College unveils 'radical' changes to police leadership training
Leadership training will be delivered to every rank and role across the service under “radical” changes announced by the College of Policing on Wednesday (June 21).
Consistent national standards are being introduced for the first time and will be delivered through the college’s new National Centre for Police Leadership (NCPL). These will ensure “high-quality training” so everyone within the police service is equipped with the skills and knowledge to cut crime and deliver a better service for the public.
Introducing the reforms, the college’s chief executive officer, Chief Constable Andy Marsh, said: “This is the hardest time for policing I can remember in almost 40 years’ service and we cannot continue along this path. Something radical must be done.
“Policing must have high quality leaders at every rank and grade. We know about 80 per cent of officers and staff choose not to move beyond the rank of police constable so it cannot be right that leadership training is only given to those who seek promotion.
“We can no longer afford to underinvest in the people we expect to lead. Everyone in policing should be given the leadership training and development they need so they are fully equipped to solve more crimes, keep people safe and call out internal bad behaviour.
“While the College of Policing is leading this work, it will only be achieved with the support and dedication of everyone in policing and I hope colleagues across the service will fully commit to this new approach.”
Home Secretary Suella Braverman said: “In order to restore the public’s confidence in policing and to attract the very best to keep our streets safe, strong leadership is required across all ranks.
“I welcome the College of Policing’s commitment to driving up performance, equipping all officers with the skills and behaviours needed to become effective leaders.”
The new approach signals a shared commitment from across policing to improve the extent, quality and consistency of leadership development at all levels of policing. Supporters believe the new approach will improve policing performance, rebuild public trust, and help fight crime.
The college says its standards are intended to prepare the service for the “complex and evolving challenges” facing modern policing. They will set the expectation for all police professionals to uphold the Code of Ethics, contribute to an inclusive workplace culture, and challenge unprofessional actions.
The standards will be shared with all forces today with work to implement the new standards and wider NCPL activity continuing over the coming months.
National Police Chiefs’ Council chair, Chief Constable Gavin Stephens, supported the change, saying: “Effective leadership has a vital role to play in delivering the best possible service to our communities. Our workforce has been boosted by the 20,000 new officers recruited through the Police Uplift Programme and these new standards, along with the NCPL will support all officers, staff and volunteers as they develop through their career.

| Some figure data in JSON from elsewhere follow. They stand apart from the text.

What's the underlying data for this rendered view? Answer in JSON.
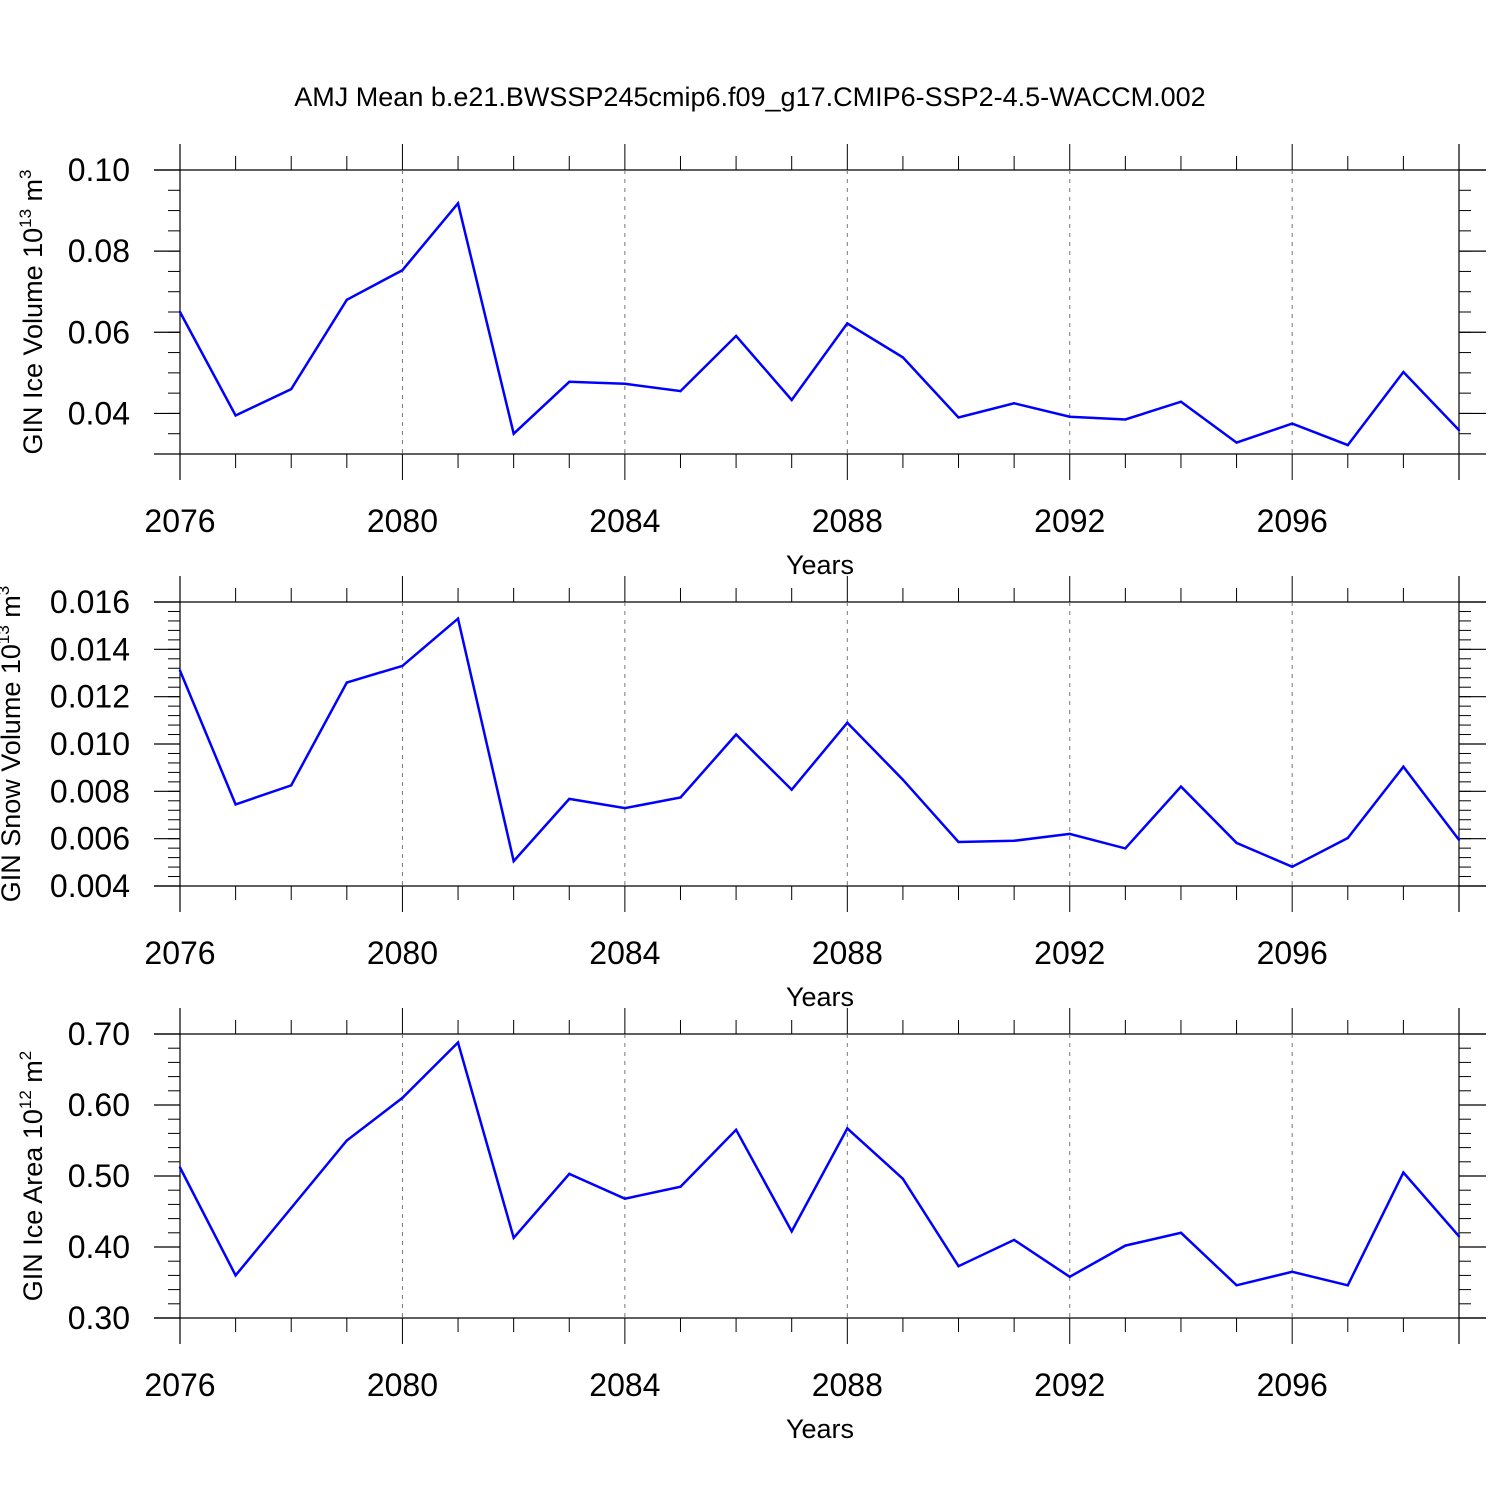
{
  "chart_data": [
    {
      "type": "line",
      "title": "AMJ Mean b.e21.BWSSP245cmip6.f09_g17.CMIP6-SSP2-4.5-WACCM.002",
      "xlabel": "Years",
      "ylabel_main": "GIN Ice Volume 10",
      "ylabel_sup": "13",
      "ylabel_unit": "m",
      "ylabel_unit_sup": "3",
      "xlim": [
        2076,
        2099
      ],
      "ylim": [
        0.03,
        0.1
      ],
      "xticks": [
        2076,
        2080,
        2084,
        2088,
        2092,
        2096
      ],
      "yticks": [
        0.04,
        0.06,
        0.08,
        0.1
      ],
      "ytick_labels": [
        "0.04",
        "0.06",
        "0.08",
        "0.10"
      ],
      "yminor_step": 0.005,
      "grid": "vertical-dashed",
      "color": "#0000ff",
      "x": [
        2076,
        2077,
        2078,
        2079,
        2080,
        2081,
        2082,
        2083,
        2084,
        2085,
        2086,
        2087,
        2088,
        2089,
        2090,
        2091,
        2092,
        2093,
        2094,
        2095,
        2096,
        2097,
        2098,
        2099
      ],
      "values": [
        0.065,
        0.0395,
        0.046,
        0.068,
        0.0753,
        0.0918,
        0.035,
        0.0478,
        0.0473,
        0.0455,
        0.0591,
        0.0433,
        0.0622,
        0.0538,
        0.039,
        0.0425,
        0.0392,
        0.0385,
        0.0429,
        0.0328,
        0.0375,
        0.0322,
        0.0502,
        0.0359
      ]
    },
    {
      "type": "line",
      "xlabel": "Years",
      "ylabel_main": "GIN Snow Volume 10",
      "ylabel_sup": "13",
      "ylabel_unit": "m",
      "ylabel_unit_sup": "3",
      "xlim": [
        2076,
        2099
      ],
      "ylim": [
        0.004,
        0.016
      ],
      "xticks": [
        2076,
        2080,
        2084,
        2088,
        2092,
        2096
      ],
      "yticks": [
        0.004,
        0.006,
        0.008,
        0.01,
        0.012,
        0.014,
        0.016
      ],
      "ytick_labels": [
        "0.004",
        "0.006",
        "0.008",
        "0.010",
        "0.012",
        "0.014",
        "0.016"
      ],
      "yminor_step": 0.0004,
      "grid": "vertical-dashed",
      "color": "#0000ff",
      "x": [
        2076,
        2077,
        2078,
        2079,
        2080,
        2081,
        2082,
        2083,
        2084,
        2085,
        2086,
        2087,
        2088,
        2089,
        2090,
        2091,
        2092,
        2093,
        2094,
        2095,
        2096,
        2097,
        2098,
        2099
      ],
      "values": [
        0.0131,
        0.00745,
        0.00825,
        0.0126,
        0.0133,
        0.0153,
        0.00505,
        0.00768,
        0.00729,
        0.00774,
        0.0104,
        0.00807,
        0.0109,
        0.00849,
        0.00586,
        0.00591,
        0.0062,
        0.00559,
        0.0082,
        0.00582,
        0.00481,
        0.00603,
        0.00904,
        0.00595
      ]
    },
    {
      "type": "line",
      "xlabel": "Years",
      "ylabel_main": "GIN Ice Area 10",
      "ylabel_sup": "12",
      "ylabel_unit": "m",
      "ylabel_unit_sup": "2",
      "xlim": [
        2076,
        2099
      ],
      "ylim": [
        0.3,
        0.7
      ],
      "xticks": [
        2076,
        2080,
        2084,
        2088,
        2092,
        2096
      ],
      "yticks": [
        0.3,
        0.4,
        0.5,
        0.6,
        0.7
      ],
      "ytick_labels": [
        "0.30",
        "0.40",
        "0.50",
        "0.60",
        "0.70"
      ],
      "yminor_step": 0.02,
      "grid": "vertical-dashed",
      "color": "#0000ff",
      "x": [
        2076,
        2077,
        2078,
        2079,
        2080,
        2081,
        2082,
        2083,
        2084,
        2085,
        2086,
        2087,
        2088,
        2089,
        2090,
        2091,
        2092,
        2093,
        2094,
        2095,
        2096,
        2097,
        2098,
        2099
      ],
      "values": [
        0.512,
        0.36,
        0.455,
        0.55,
        0.61,
        0.688,
        0.413,
        0.503,
        0.468,
        0.485,
        0.565,
        0.422,
        0.567,
        0.496,
        0.373,
        0.41,
        0.358,
        0.402,
        0.42,
        0.346,
        0.365,
        0.346,
        0.505,
        0.415
      ]
    }
  ]
}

“A choice of different entry routes means that policing is still a highly attractive vocation with many opportunities to specialise and progress. This commitment to reforming leadership underlines the fact it is a great time to join and be part of the positive changes we are making.”

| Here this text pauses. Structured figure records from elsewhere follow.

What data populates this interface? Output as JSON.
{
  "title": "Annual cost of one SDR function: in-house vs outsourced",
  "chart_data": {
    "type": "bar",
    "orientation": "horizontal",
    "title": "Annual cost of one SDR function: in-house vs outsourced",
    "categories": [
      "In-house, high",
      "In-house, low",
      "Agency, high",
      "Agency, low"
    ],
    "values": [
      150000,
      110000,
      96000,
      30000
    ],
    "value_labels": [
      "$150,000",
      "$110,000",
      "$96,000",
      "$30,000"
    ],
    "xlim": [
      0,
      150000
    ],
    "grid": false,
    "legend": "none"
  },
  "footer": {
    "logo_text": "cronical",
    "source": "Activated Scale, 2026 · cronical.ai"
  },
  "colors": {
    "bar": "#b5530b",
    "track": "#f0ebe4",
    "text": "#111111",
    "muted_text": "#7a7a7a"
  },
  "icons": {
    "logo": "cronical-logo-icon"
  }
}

The NCPL will comprise in-person, online and in-force training; resources for personal development; leadership standards; and the new five-stage Police Leadership Programme, which covers every step of a police officer’s career.

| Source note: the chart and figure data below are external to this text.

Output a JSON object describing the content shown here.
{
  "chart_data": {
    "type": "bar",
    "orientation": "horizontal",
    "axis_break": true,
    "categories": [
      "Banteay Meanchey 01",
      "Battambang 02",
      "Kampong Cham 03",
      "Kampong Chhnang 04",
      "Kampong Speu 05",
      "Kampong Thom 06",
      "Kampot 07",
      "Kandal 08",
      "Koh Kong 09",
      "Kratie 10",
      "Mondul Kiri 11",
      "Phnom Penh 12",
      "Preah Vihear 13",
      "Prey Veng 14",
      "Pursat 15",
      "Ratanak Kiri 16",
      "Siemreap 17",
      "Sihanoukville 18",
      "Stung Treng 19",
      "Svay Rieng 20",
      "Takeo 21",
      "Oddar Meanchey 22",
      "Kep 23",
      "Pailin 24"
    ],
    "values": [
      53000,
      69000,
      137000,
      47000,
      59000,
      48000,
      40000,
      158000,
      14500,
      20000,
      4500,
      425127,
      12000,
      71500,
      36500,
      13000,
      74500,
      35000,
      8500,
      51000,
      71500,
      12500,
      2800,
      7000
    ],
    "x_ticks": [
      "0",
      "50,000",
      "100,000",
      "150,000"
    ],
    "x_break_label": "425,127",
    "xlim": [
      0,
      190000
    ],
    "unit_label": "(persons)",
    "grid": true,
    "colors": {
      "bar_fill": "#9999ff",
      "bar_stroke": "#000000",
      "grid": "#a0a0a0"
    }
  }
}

Stage one is the new initial entry routes into policing, which have already been rolled out across the country. Stage two covers sergeants and other first line leaders and is currently being piloted in several forces. The programme continues until stage five, the Executive Leaders Programme, which must be successfully completed before appointment as a chief officer.
Police and crime commissioner Marc Jones, chair of the Association of Police and Crime Commissioners and member of the College of Policing Board, said: “These new national standards set a clear benchmark for leadership performance in policing and seek to ensure consistency and quality of leadership across all levels which we wholeheartedly welcome. This is a pivotal time of change for policing and these reforms will equip leaders with the ability to respond robustly to the challenges facing policing and improve public confidence.
“With the Police Uplift Programme seeing a significant increase in young-in-service police officers, the role of first in line supervisors has never been more important. Ensuring supervisors are equipped to support and lead this new generation of officers is vital in tackling systemic issues and in transforming the workplace culture in policing.
“We also welcome the potential for the new leadership development programme to increase the flow of talent into the chief officer ranks which we hope will raise standards and lead continuous improvement in productivity and performance.
“We look forward to working with the College of Policing and our national partners to ensure the effective implementation of these standards and will be monitoring the impact of these over the coming months.”